Thursday, June 4, 2009

When I first watched Farscape, I was still living in the basement apartment by Green Lake. So, I didn't think a whole lot about the plot lines where Moya would lose control of life support and everyone would have to scurry around trying to fix the situation before it got too hot and Aeryn Sun's brain would melt. See, Peacekeeper's can't get too hot. Or their brain's melt. Like I said, I didn't think too much about it at the time. It was a cute but silly plot device.

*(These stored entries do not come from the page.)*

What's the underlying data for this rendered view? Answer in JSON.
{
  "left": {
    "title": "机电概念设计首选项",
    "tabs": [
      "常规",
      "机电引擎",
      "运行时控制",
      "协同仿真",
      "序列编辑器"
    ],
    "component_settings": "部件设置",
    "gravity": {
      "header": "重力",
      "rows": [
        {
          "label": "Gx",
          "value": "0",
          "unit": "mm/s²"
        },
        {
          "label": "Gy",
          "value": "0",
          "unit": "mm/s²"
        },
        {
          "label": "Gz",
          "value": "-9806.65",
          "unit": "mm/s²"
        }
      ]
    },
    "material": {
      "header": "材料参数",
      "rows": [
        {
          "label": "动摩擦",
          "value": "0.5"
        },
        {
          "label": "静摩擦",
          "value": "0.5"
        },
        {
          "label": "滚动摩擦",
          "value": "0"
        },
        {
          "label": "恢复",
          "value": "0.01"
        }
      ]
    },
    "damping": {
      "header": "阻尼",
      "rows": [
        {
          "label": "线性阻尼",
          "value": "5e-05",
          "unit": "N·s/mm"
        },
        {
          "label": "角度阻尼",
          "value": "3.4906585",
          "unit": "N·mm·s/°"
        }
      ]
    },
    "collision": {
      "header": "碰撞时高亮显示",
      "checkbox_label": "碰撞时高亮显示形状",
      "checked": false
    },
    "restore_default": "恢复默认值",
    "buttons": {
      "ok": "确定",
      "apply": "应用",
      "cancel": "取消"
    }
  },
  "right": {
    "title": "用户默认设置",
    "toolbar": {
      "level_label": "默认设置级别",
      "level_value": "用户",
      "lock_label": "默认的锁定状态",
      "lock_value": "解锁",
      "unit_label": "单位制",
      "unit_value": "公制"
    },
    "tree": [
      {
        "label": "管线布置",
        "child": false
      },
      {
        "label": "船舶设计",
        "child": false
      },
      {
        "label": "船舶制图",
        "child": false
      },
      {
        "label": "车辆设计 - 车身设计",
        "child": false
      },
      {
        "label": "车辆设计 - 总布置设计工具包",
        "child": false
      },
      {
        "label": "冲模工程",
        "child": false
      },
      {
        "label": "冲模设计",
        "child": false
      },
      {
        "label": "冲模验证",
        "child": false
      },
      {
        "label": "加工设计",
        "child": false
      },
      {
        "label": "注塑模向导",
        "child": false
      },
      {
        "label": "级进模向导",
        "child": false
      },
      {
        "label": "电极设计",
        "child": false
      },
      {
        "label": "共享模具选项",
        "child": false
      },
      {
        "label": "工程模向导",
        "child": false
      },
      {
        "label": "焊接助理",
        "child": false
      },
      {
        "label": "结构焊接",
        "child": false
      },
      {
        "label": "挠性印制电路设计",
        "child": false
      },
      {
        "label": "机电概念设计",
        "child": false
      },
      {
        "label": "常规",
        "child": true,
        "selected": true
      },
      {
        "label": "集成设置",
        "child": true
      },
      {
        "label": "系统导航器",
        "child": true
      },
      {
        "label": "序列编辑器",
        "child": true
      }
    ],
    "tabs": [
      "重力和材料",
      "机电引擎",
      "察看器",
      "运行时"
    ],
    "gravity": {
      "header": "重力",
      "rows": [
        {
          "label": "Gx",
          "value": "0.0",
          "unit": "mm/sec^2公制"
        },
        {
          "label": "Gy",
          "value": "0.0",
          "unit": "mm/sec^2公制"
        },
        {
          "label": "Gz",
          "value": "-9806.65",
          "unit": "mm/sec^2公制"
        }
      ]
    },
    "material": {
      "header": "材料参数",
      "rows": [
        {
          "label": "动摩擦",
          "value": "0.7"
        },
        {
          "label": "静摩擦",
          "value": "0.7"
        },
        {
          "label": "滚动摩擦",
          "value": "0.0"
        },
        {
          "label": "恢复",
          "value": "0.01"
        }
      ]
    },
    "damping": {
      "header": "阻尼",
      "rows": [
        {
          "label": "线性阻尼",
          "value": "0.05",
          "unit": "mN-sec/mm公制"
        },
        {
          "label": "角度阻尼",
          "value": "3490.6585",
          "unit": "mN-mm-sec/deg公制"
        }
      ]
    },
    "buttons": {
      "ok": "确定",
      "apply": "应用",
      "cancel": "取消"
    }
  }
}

Since then, however, we've moved into a house with giant, west-facing windows. None of which open. In fact, in the entire house, only one window opens. So, it's a heat trap. The afternoon sun shines in, and then it stays in. The house lopsidedly follows the heat patterns outside: the temperature rises when it's hot outside, but holds steady when it gets cool at night. So it stays hot until we finally get enough cool days in a row to slowly pump the heat back out through the one open window.

The practical upshot? Between six pm and midnight, it's 83 degrees in here. And I get Aeryn Sun. With that kind of dead heat, I can feel my thoughts disassembling, breaking down like complex proteins fracturing into their constituent molecules. Pieces of thoughts float around incoherently in my mind, and it feels like my brain is melting, just like a Peacekeeper's.